The goal of the event was to promote and encourage empowerment and inner strength.

Debbie Scheibler, Director of Residence life at Wilkes University led the event and talked about how every single person is worthy of self love and feeling good about themselves, even if it is not how society says they should. Sometimes it can be the situations or places we are born in to and other times, it is the experiences that we have throughout our lives that can make it difficult to love and be our true selves.

“It’s interesting how you can communicate deep and thoughtful messages by just doing a simple activity,” said Danay Rosa, senior Wilkes University student.

Throughout the majority of the event, the attendees worked in groups on an activity led by Scheibler. She used the game Mr. Potato Head to have the students build their potatoes the way that they think society wants it to be.

Each group presented their potatoes and gave them names as well as personalities. Most of the potatoes were middle aged teachers in heterozygous relationships with children and they also dressed them so that they were ‘put together’ with matching clothing and accessories.

There was one group that put a hat on their potato person’s bald head.

“Men get shamed for not having hair,” said Rosa.

After each group finished presenting their potato, Scheibler talked about how people conform to societal expectations about who they should be and how they should act, rather than loving themselves and expressing themselves as they truly are.

Scheibler then asked the groups to make their potatoes they way that they wish they could show up everyday.

“When we get up everyday, we are the potato head,” said Scheibler.

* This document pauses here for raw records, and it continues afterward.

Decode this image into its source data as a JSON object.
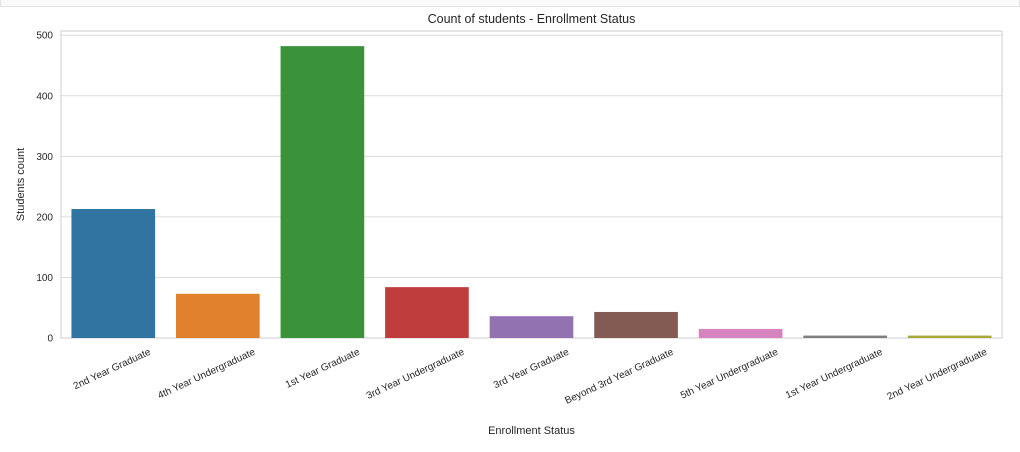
{
  "chart_data": {
    "type": "bar",
    "title": "Count of students - Enrollment Status",
    "xlabel": "Enrollment Status",
    "ylabel": "Students count",
    "categories": [
      "2nd Year Graduate",
      "4th Year Undergraduate",
      "1st Year Graduate",
      "3rd Year Undergraduate",
      "3rd Year Graduate",
      "Beyond 3rd Year Graduate",
      "5th Year Undergraduate",
      "1st Year Undergraduate",
      "2nd Year Undergraduate"
    ],
    "values": [
      213,
      73,
      482,
      84,
      36,
      43,
      15,
      4,
      4
    ],
    "colors": [
      "#3274a1",
      "#e1812c",
      "#3a923a",
      "#c03d3e",
      "#9372b2",
      "#845b53",
      "#d684bd",
      "#7f7f7f",
      "#a9aa35"
    ],
    "ylim": [
      0,
      507
    ],
    "yticks": [
      0,
      100,
      200,
      300,
      400,
      500
    ],
    "grid": true,
    "style": "seaborn-whitegrid"
  }
}
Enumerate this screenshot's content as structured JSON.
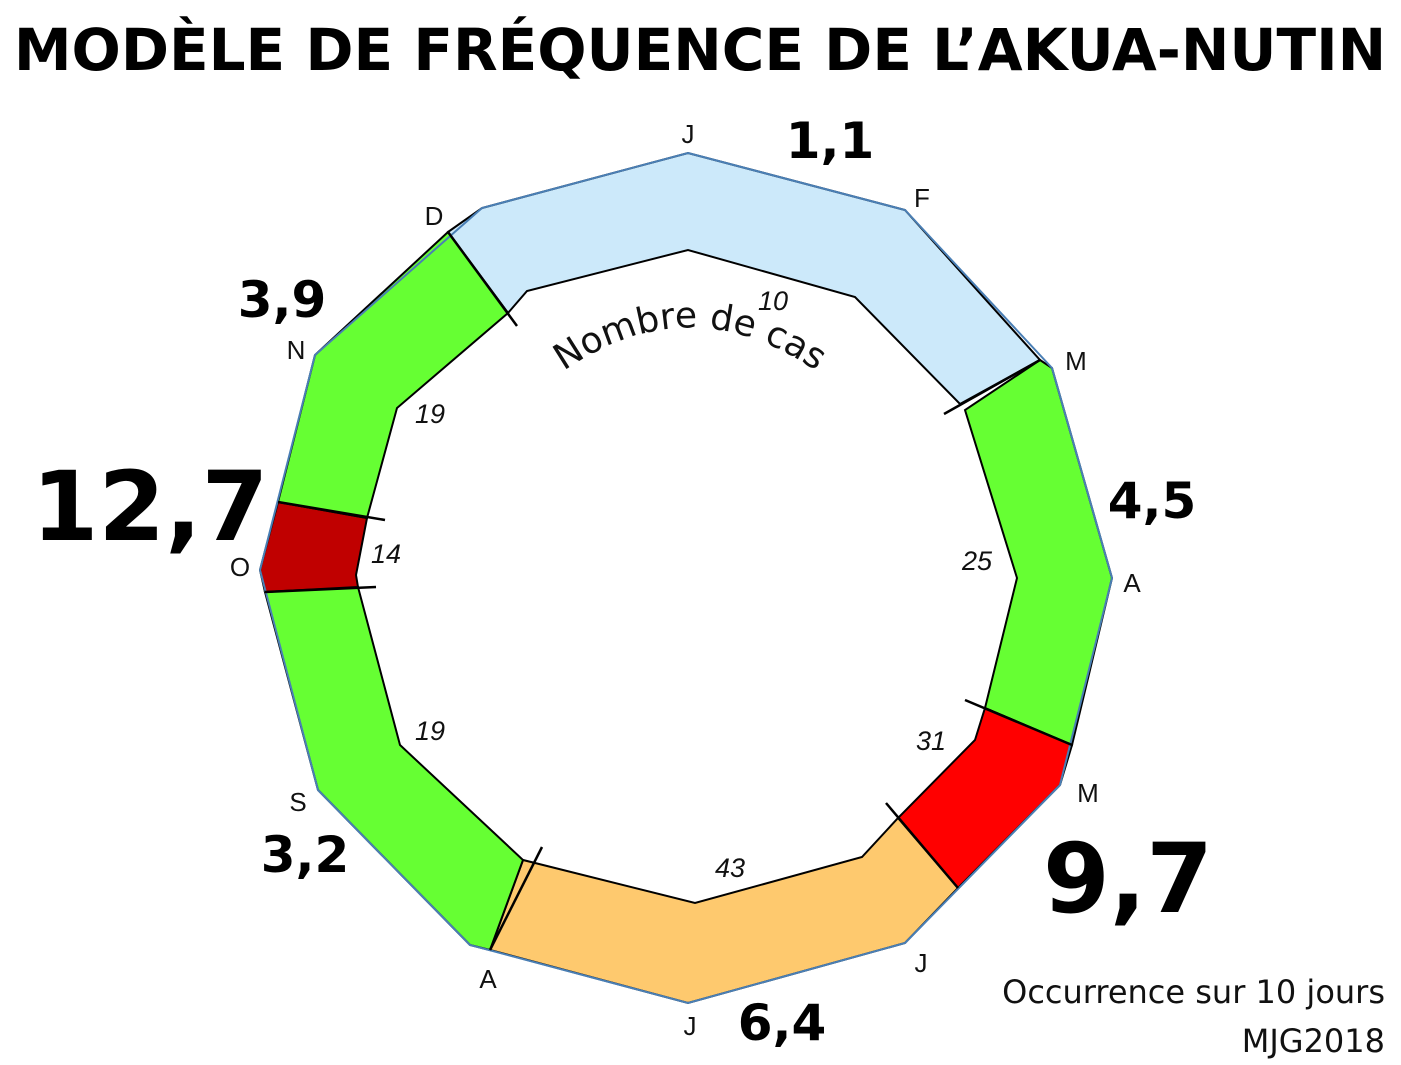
{
  "title": "MODÈLE DE FRÉQUENCE DE L’AKUA-NUTIN",
  "center_label": "Nombre de cas",
  "footer": {
    "line1": "Occurrence sur 10 jours",
    "line2": "MJG2018"
  },
  "months": [
    "J",
    "F",
    "M",
    "A",
    "M",
    "J",
    "J",
    "A",
    "S",
    "O",
    "N",
    "D"
  ],
  "segments": [
    {
      "id": "jan-mar",
      "occurrence": "1,1",
      "cases": "10",
      "color": "#cce9fa"
    },
    {
      "id": "mar-may",
      "occurrence": "4,5",
      "cases": "25",
      "color": "#66ff33"
    },
    {
      "id": "may-jun",
      "occurrence": "9,7",
      "cases": "31",
      "color": "#ff0000"
    },
    {
      "id": "jun-aug",
      "occurrence": "6,4",
      "cases": "43",
      "color": "#fec96e"
    },
    {
      "id": "aug-oct",
      "occurrence": "3,2",
      "cases": "19",
      "color": "#66ff33"
    },
    {
      "id": "oct",
      "occurrence": "12,7",
      "cases": "14",
      "color": "#c00000"
    },
    {
      "id": "oct-dec",
      "occurrence": "3,9",
      "cases": "19",
      "color": "#66ff33"
    }
  ]
}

Everyone in the room perked up and went to work immediately. There was laughter and love throughout the room as groups were able to express what they like, whether that be mismatched clothing or a change in the personality of the potato. You could tell that each person added a little bit of themselves.

The program coordinator for International Engagement of the Medusa 10 Panamanian students at Wilkes University, Donna Novicki, thought the event would be good for the Panamanian students because she said that their culture is still traditional.

“It’s still not okay to be different in Panama,” said Novicki.

This event helped to show the Meduca 10 students that it is okay to be different and to start the conversation about what it means to be true to yourself and love yourself.

The first step to self-love is the empowerment that you get from listening to others stories and realizing that it is okay to be true to who you are, whether or not it is what society expects of you.